There has been previous research in 1983, when scientists in Germany also found that a higher-velocity water injection resulted in a more powerful explosion. However, the volumes of lava they used were much smaller, so the University at Buffalo’s team’s research builds on that foundation.

And there is much more lava-exploding to be done.

“The research is still in the very early stages, so we have several years of work ahead of us before we’ll be able to look at the whole range and combination of factors that influence what happens when lava or magma encounters water,” said geologist Greg Valentine, director of the Center for Geohazards Studies at UB.

“However, everything we do is with the intention of making a difference in the real world.

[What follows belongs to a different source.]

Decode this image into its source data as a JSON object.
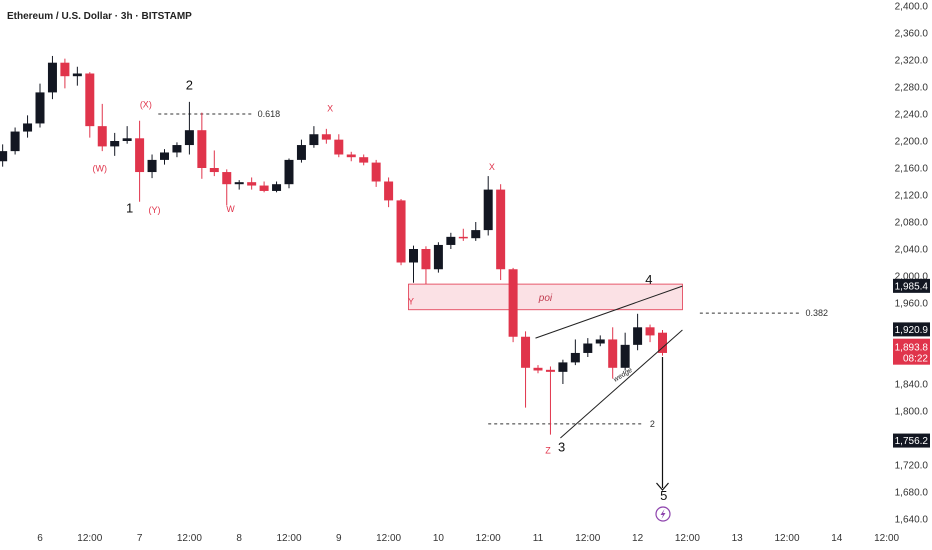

Understanding basic processes having to do with volcanoes will ultimately help us make better forecasting calls when it comes to eruptions.”

Meanwhile, if you’re interested in lava science, you should check out Syracuse University’s Lava Project, which for the last few years has been doing fascinating things like pouring lava over ice to see what happens.

The team’s research has been published in the Journal of Geophysical Research: Solid Earth.